Maybe not. But you sure as fuck would’ve let me make you come in that prick’s restaurant, when the only thing going through your pretty little head was how fast I could get my fingers inside you and whether you could keep quiet long enough for me to finish what I started. ”

I slam my hands down on the desk beside her hips, the sound cracking through the room. She doesn’t flinch. Not even a blink, and that trust, the way she knows I’d never hurt her, even when I’m this close to unraveling, sends lightning down my spine.

I cage her in, my chest nearly brushing hers, my breath matching hers, inhale for inhale, as if my lungs forgot how to work unless they follow her pace.

“If this was about sex, I’d fuck my virginity into you right here against that glass so the whole goddamn city could see exactly who I belong to.”

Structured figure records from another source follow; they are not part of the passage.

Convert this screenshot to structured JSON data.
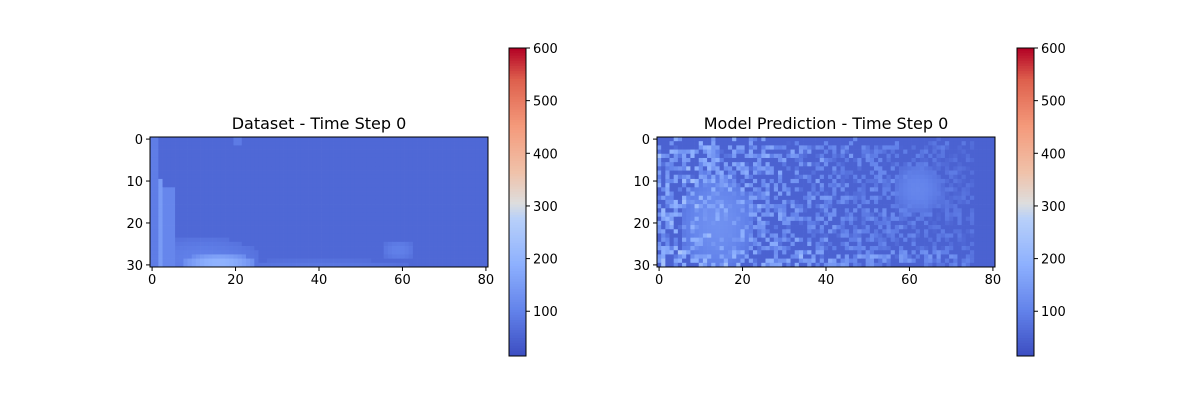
{
  "chart_data": [
    {
      "type": "heatmap",
      "title": "Dataset - Time Step 0",
      "xlabel": "",
      "ylabel": "",
      "xlim": [
        -0.5,
        80.5
      ],
      "ylim": [
        30.5,
        -0.5
      ],
      "xticks": [
        0,
        20,
        40,
        60,
        80
      ],
      "yticks": [
        0,
        10,
        20,
        30
      ],
      "grid_shape": [
        31,
        81
      ],
      "colormap": "coolwarm",
      "colorbar": {
        "ticks": [
          100,
          200,
          300,
          400,
          500,
          600
        ],
        "range": [
          15,
          600
        ]
      },
      "base_value": 60,
      "features": [
        {
          "kind": "column",
          "cols": [
            0,
            1
          ],
          "rows": [
            0,
            30
          ],
          "value": 95
        },
        {
          "kind": "column",
          "cols": [
            2,
            2
          ],
          "rows": [
            10,
            30
          ],
          "value": 150
        },
        {
          "kind": "column",
          "cols": [
            3,
            5
          ],
          "rows": [
            12,
            30
          ],
          "value": 110
        },
        {
          "kind": "blob",
          "cx": 16,
          "cy": 29.5,
          "rx": 9,
          "ry": 2.2,
          "value": 200
        },
        {
          "kind": "blob",
          "cx": 12,
          "cy": 28.5,
          "rx": 14,
          "ry": 5,
          "value": 100
        },
        {
          "kind": "blob",
          "cx": 59,
          "cy": 26.5,
          "rx": 4,
          "ry": 2.5,
          "value": 100
        },
        {
          "kind": "blob",
          "cx": 40,
          "cy": 30,
          "rx": 22,
          "ry": 1.2,
          "value": 85
        },
        {
          "kind": "blob",
          "cx": 20.5,
          "cy": 0.5,
          "rx": 0.8,
          "ry": 0.8,
          "value": 120
        }
      ]
    },
    {
      "type": "heatmap",
      "title": "Model Prediction - Time Step 0",
      "xlabel": "",
      "ylabel": "",
      "xlim": [
        -0.5,
        80.5
      ],
      "ylim": [
        30.5,
        -0.5
      ],
      "xticks": [
        0,
        20,
        40,
        60,
        80
      ],
      "yticks": [
        0,
        10,
        20,
        30
      ],
      "grid_shape": [
        31,
        81
      ],
      "colormap": "coolwarm",
      "colorbar": {
        "ticks": [
          100,
          200,
          300,
          400,
          500,
          600
        ],
        "range": [
          15,
          600
        ]
      },
      "base_value": 50,
      "noise": {
        "seed": 7,
        "amplitude": 90,
        "left_bias": 80,
        "bottom_bias": 50,
        "density": 0.55
      },
      "features": [
        {
          "kind": "column",
          "cols": [
            13,
            13
          ],
          "rows": [
            0,
            4
          ],
          "value": 140
        },
        {
          "kind": "blob",
          "cx": 14,
          "cy": 20,
          "rx": 9,
          "ry": 12,
          "value": 130
        },
        {
          "kind": "blob",
          "cx": 62,
          "cy": 12,
          "rx": 6,
          "ry": 6,
          "value": 110
        }
      ]
    }
  ]
}
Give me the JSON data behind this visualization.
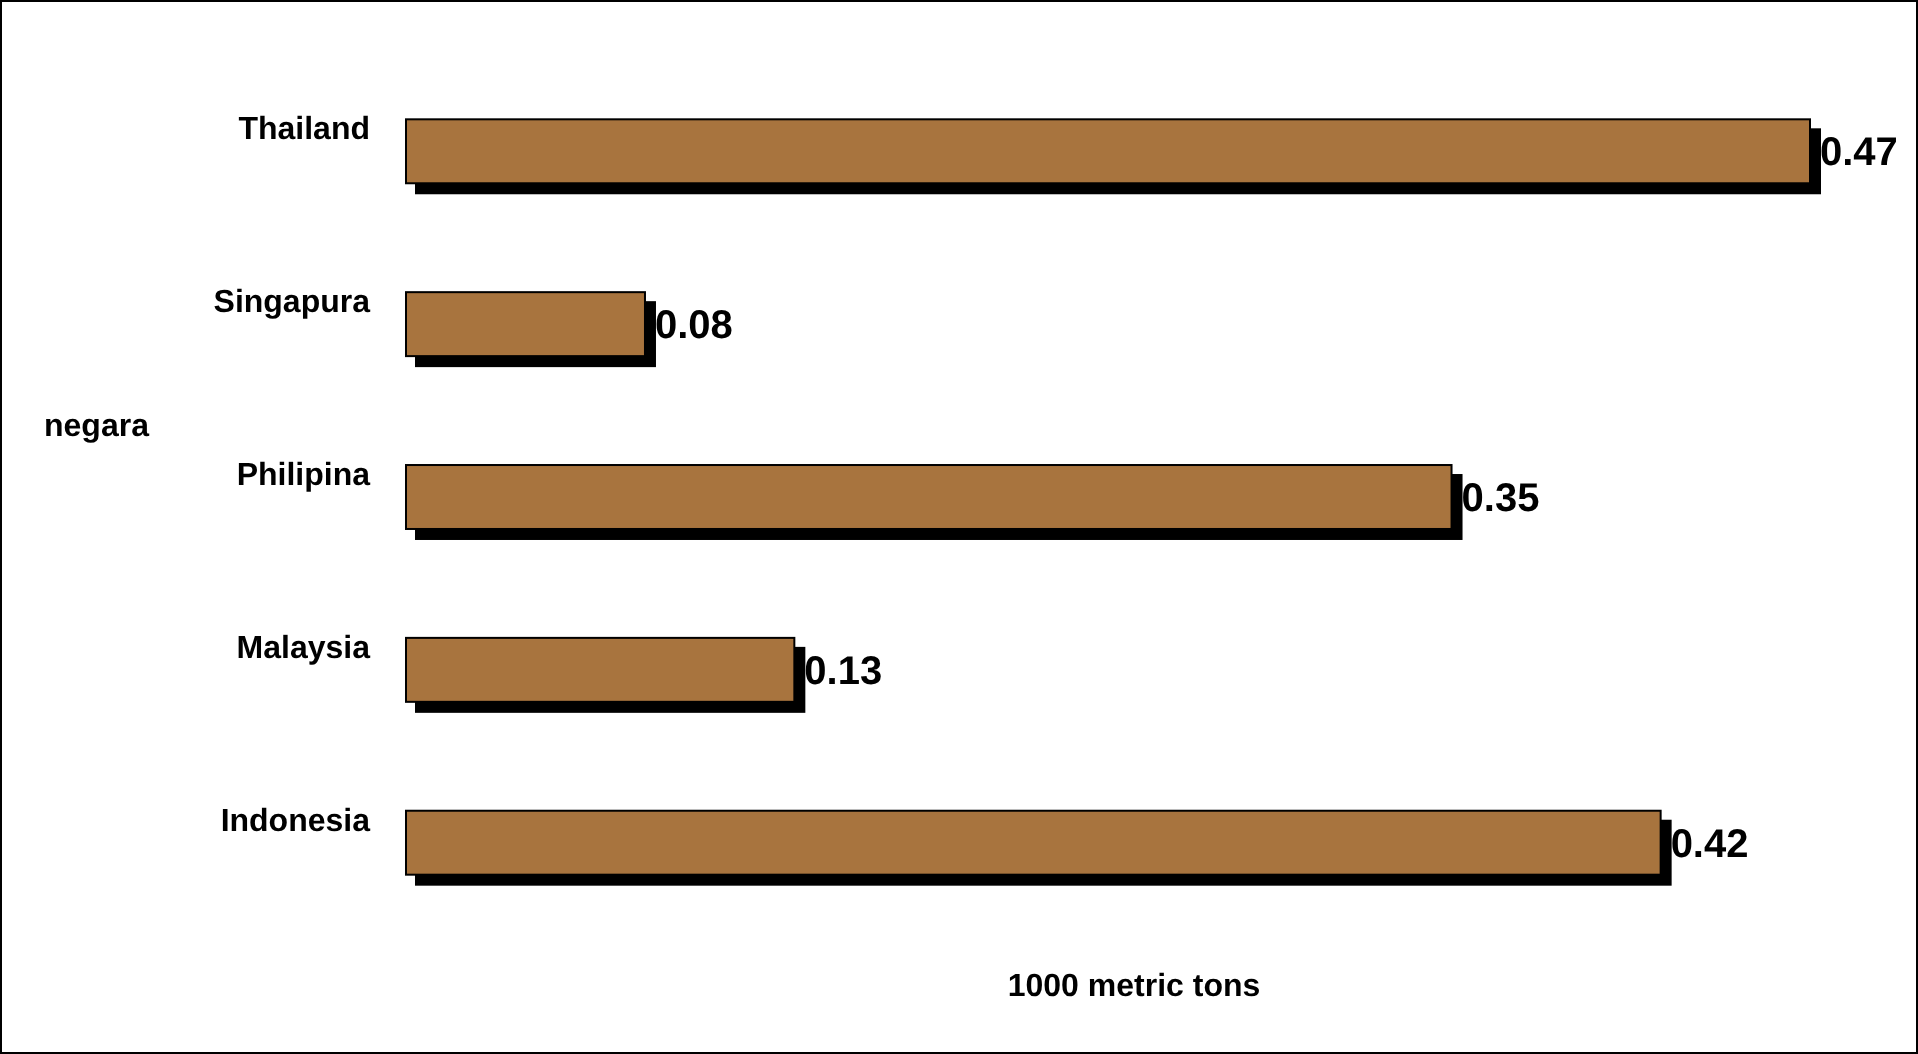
{
  "chart_data": {
    "type": "bar",
    "orientation": "horizontal",
    "categories": [
      "Thailand",
      "Singapura",
      "Philipina",
      "Malaysia",
      "Indonesia"
    ],
    "values": [
      0.47,
      0.08,
      0.35,
      0.13,
      0.42
    ],
    "color": "#a8743e",
    "data_labels": true,
    "ylabel": "negara",
    "xlabel": "1000 metric tons"
  }
}
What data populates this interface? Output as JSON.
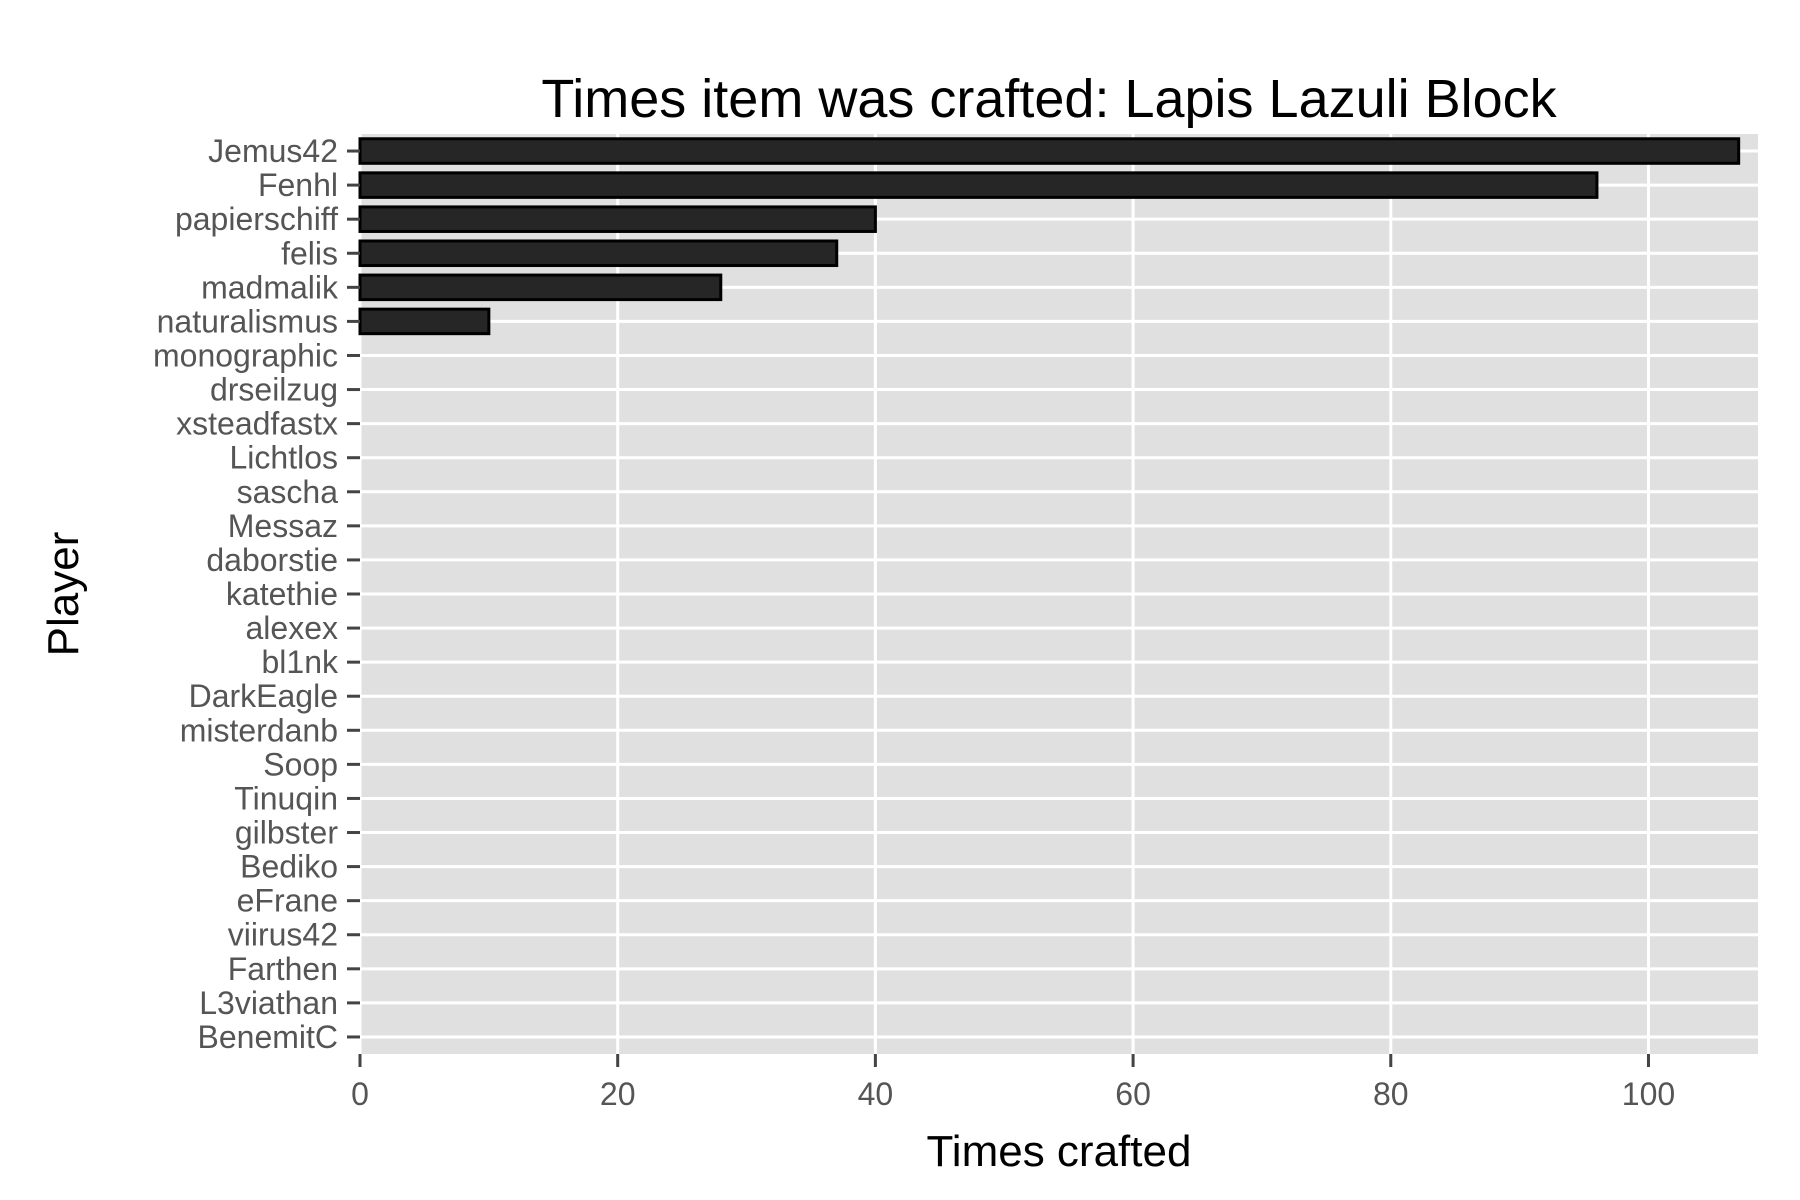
{
  "chart_data": {
    "type": "bar",
    "orientation": "horizontal",
    "title": "Times item was crafted: Lapis Lazuli Block",
    "xlabel": "Times crafted",
    "ylabel": "Player",
    "categories": [
      "Jemus42",
      "Fenhl",
      "papierschiff",
      "felis",
      "madmalik",
      "naturalismus",
      "monographic",
      "drseilzug",
      "xsteadfastx",
      "Lichtlos",
      "sascha",
      "Messaz",
      "daborstie",
      "katethie",
      "alexex",
      "bl1nk",
      "DarkEagle",
      "misterdanb",
      "Soop",
      "Tinuqin",
      "gilbster",
      "Bediko",
      "eFrane",
      "viirus42",
      "Farthen",
      "L3viathan",
      "BenemitC"
    ],
    "values": [
      107,
      96,
      40,
      37,
      28,
      10,
      0,
      0,
      0,
      0,
      0,
      0,
      0,
      0,
      0,
      0,
      0,
      0,
      0,
      0,
      0,
      0,
      0,
      0,
      0,
      0,
      0
    ],
    "xlim": [
      0,
      108.5
    ],
    "xticks": [
      0,
      20,
      40,
      60,
      80,
      100
    ],
    "grid": true,
    "legend": "none",
    "colors": {
      "panel": "#e0e0e0",
      "grid": "#ffffff",
      "bar_fill": "#262626",
      "bar_stroke": "#000000",
      "tick_text": "#555555",
      "tick_mark": "#444444"
    }
  }
}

Her eyes drop to my mouth, and I nearly lose it.

I want to kiss her so bad it hurts.

I want to consume her.

Rip her open.

Climb inside her chest and close the door behind me.

I want to live there.

Fuck it, I’ll die there just so I can taste her again.

“This is about everything you’re too scared to admit you feel and the parts of you you’re still trying to pretend don’t react to me.

” I lean in, just enough to feel her breath stutter against my lips.

“It’s about the fact that we belong to each other in a way that doesn’t give a single fuck about timing, logic, or whatever version of reality you’re clinging to. ”

I leave the words hanging between us, and she stares at me with those golden eyes I’ve been obsessed with for as long as I can remember—that impossible molten gold that’s like honey laced with fire, a shade that I’m sure no one else in this world has.